I'm not usually one for New Year's resolutions, but I am a Type A who loves making lists, so here's to 2012! I will:

1) Complete the editing on Fire with Fire. The second draft will be completed in a few weeks, after which I'll deliver it to my critique group and then eventually my copyeditor for a Spring 2012 release. Second drafts take nearly as long as first drafts for me (and FwF has several structural issues in its current state), but things thankfully move faster after that.

2) While the critique group is ripping apart Book Two, start drafting Book Four. (Book Three was my NaNoWriMo and needs another month or two to sit in a drawer and think about what it's done.) I'll keep using this leapfrog method throughout the year to get Books Two, Three, and Four out before 2013 rolls around.

3) Meet my Get Your Words Out 2012 pledge.

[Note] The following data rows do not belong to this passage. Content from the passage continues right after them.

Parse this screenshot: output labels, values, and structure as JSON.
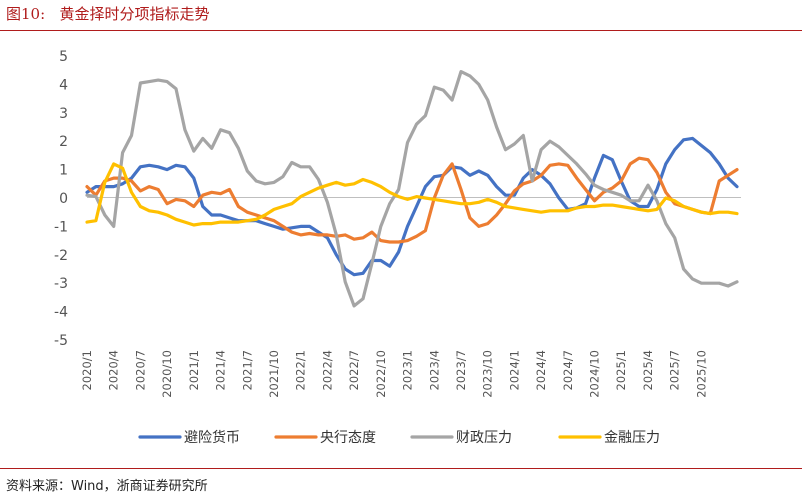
{
  "figure": {
    "label": "图10:",
    "title": "黄金择时分项指标走势",
    "source": "资料来源：Wind，浙商证券研究所"
  },
  "chart_data": {
    "type": "line",
    "title": "黄金择时分项指标走势",
    "xlabel": "",
    "ylabel": "",
    "ylim": [
      -5,
      5
    ],
    "yticks": [
      5,
      4,
      3,
      2,
      1,
      0,
      -1,
      -2,
      -3,
      -4,
      -5
    ],
    "xtick_labels": [
      "2020/1",
      "2020/4",
      "2020/7",
      "2020/10",
      "2021/1",
      "2021/4",
      "2021/7",
      "2021/10",
      "2022/1",
      "2022/4",
      "2022/7",
      "2022/10",
      "2023/1",
      "2023/4",
      "2023/7",
      "2023/10",
      "2024/1",
      "2024/4",
      "2024/7",
      "2024/10",
      "2025/1",
      "2025/4",
      "2025/7",
      "2025/10"
    ],
    "legend_position": "bottom",
    "series": [
      {
        "name": "避险货币",
        "color": "#4472C4",
        "values": [
          0.2,
          0.4,
          0.4,
          0.4,
          0.5,
          0.7,
          1.1,
          1.15,
          1.1,
          1.0,
          1.15,
          1.1,
          0.7,
          -0.3,
          -0.6,
          -0.6,
          -0.7,
          -0.8,
          -0.8,
          -0.8,
          -0.9,
          -1.0,
          -1.1,
          -1.05,
          -1.0,
          -1.0,
          -1.2,
          -1.4,
          -2.0,
          -2.5,
          -2.7,
          -2.65,
          -2.2,
          -2.2,
          -2.4,
          -1.9,
          -1.0,
          -0.3,
          0.4,
          0.75,
          0.8,
          1.1,
          1.05,
          0.8,
          0.95,
          0.8,
          0.4,
          0.1,
          0.1,
          0.7,
          1.0,
          0.8,
          0.5,
          0.0,
          -0.4,
          -0.35,
          -0.2,
          0.7,
          1.5,
          1.35,
          0.6,
          -0.1,
          -0.3,
          -0.3,
          0.3,
          1.2,
          1.7,
          2.05,
          2.1,
          1.85,
          1.6,
          1.2,
          0.7,
          0.4
        ]
      },
      {
        "name": "央行态度",
        "color": "#ED7D31",
        "values": [
          0.4,
          0.1,
          0.6,
          0.7,
          0.7,
          0.6,
          0.25,
          0.4,
          0.3,
          -0.2,
          -0.05,
          -0.1,
          -0.3,
          0.1,
          0.2,
          0.15,
          0.3,
          -0.3,
          -0.5,
          -0.6,
          -0.7,
          -0.8,
          -1.0,
          -1.2,
          -1.3,
          -1.25,
          -1.3,
          -1.3,
          -1.35,
          -1.3,
          -1.45,
          -1.4,
          -1.2,
          -1.5,
          -1.55,
          -1.55,
          -1.5,
          -1.35,
          -1.15,
          0.0,
          0.8,
          1.2,
          0.3,
          -0.7,
          -1.0,
          -0.9,
          -0.6,
          -0.2,
          0.25,
          0.5,
          0.6,
          0.8,
          1.15,
          1.2,
          1.15,
          0.7,
          0.3,
          -0.1,
          0.2,
          0.35,
          0.6,
          1.2,
          1.4,
          1.35,
          0.9,
          0.2,
          -0.2,
          -0.3,
          -0.4,
          -0.5,
          -0.55,
          0.6,
          0.8,
          1.0
        ]
      },
      {
        "name": "财政压力",
        "color": "#A5A5A5",
        "values": [
          0.1,
          0.05,
          -0.6,
          -1.0,
          1.6,
          2.2,
          4.05,
          4.1,
          4.15,
          4.1,
          3.85,
          2.4,
          1.65,
          2.1,
          1.75,
          2.4,
          2.3,
          1.75,
          0.95,
          0.6,
          0.5,
          0.55,
          0.75,
          1.25,
          1.1,
          1.1,
          0.65,
          -0.15,
          -1.3,
          -2.95,
          -3.8,
          -3.55,
          -2.3,
          -1.0,
          -0.2,
          0.3,
          1.95,
          2.6,
          2.9,
          3.9,
          3.8,
          3.45,
          4.45,
          4.3,
          4.0,
          3.45,
          2.5,
          1.7,
          1.9,
          2.2,
          0.6,
          1.7,
          2.0,
          1.8,
          1.5,
          1.2,
          0.85,
          0.45,
          0.3,
          0.2,
          0.1,
          -0.1,
          -0.1,
          0.45,
          -0.1,
          -0.9,
          -1.4,
          -2.5,
          -2.85,
          -3.0,
          -3.0,
          -3.0,
          -3.1,
          -2.95
        ]
      },
      {
        "name": "金融压力",
        "color": "#FFC000",
        "values": [
          -0.85,
          -0.8,
          0.55,
          1.2,
          1.05,
          0.2,
          -0.3,
          -0.45,
          -0.5,
          -0.6,
          -0.75,
          -0.85,
          -0.95,
          -0.9,
          -0.9,
          -0.85,
          -0.85,
          -0.85,
          -0.8,
          -0.75,
          -0.6,
          -0.4,
          -0.3,
          -0.2,
          0.05,
          0.2,
          0.35,
          0.45,
          0.55,
          0.45,
          0.5,
          0.65,
          0.55,
          0.4,
          0.2,
          0.05,
          -0.05,
          0.05,
          0.0,
          -0.05,
          -0.1,
          -0.15,
          -0.2,
          -0.2,
          -0.15,
          -0.05,
          -0.15,
          -0.3,
          -0.35,
          -0.4,
          -0.45,
          -0.5,
          -0.45,
          -0.45,
          -0.45,
          -0.35,
          -0.3,
          -0.3,
          -0.25,
          -0.25,
          -0.3,
          -0.35,
          -0.4,
          -0.45,
          -0.4,
          0.0,
          -0.1,
          -0.3,
          -0.4,
          -0.5,
          -0.55,
          -0.5,
          -0.5,
          -0.55
        ]
      }
    ]
  }
}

I've chosen a less ambitious goal than in previous years, given the amount of time I'm going to be spending on editing and promoting, but it's still going to be a tall order.

Oh, and I'm gonna read some books. Here are five of my favorites from 2011, and I'm hoping that you can make them your favorites in 2012:


Heroine Addiction by Jennifer Matarese. This book is a clever, cracktastic, and utterly hilarious take on the superhero genre. It's the only book I've ever read in which a zombie outbreak is something that you look at and shrug over before getting back to the plot.


Seed by Ania Ahlborn. Charlotte is one of the creepiest and most tragic children I've ever encountered.


The Jakarta Pandemic by Steven Konkoly. Fantastic, claustrophobic examination of how easily the world can go to hell.


Sugar&Spice by Saffina Desforges. In addition to making me realize that I know way too much about serial killers, it's just a flat-out fantastic and well-researched thriller.


Jenny Pox by JL Bryant. I probably won't have time to do a full review before the first, but I was quite simply blown away by how fantastic this book is. Pick it up at your first opportunity.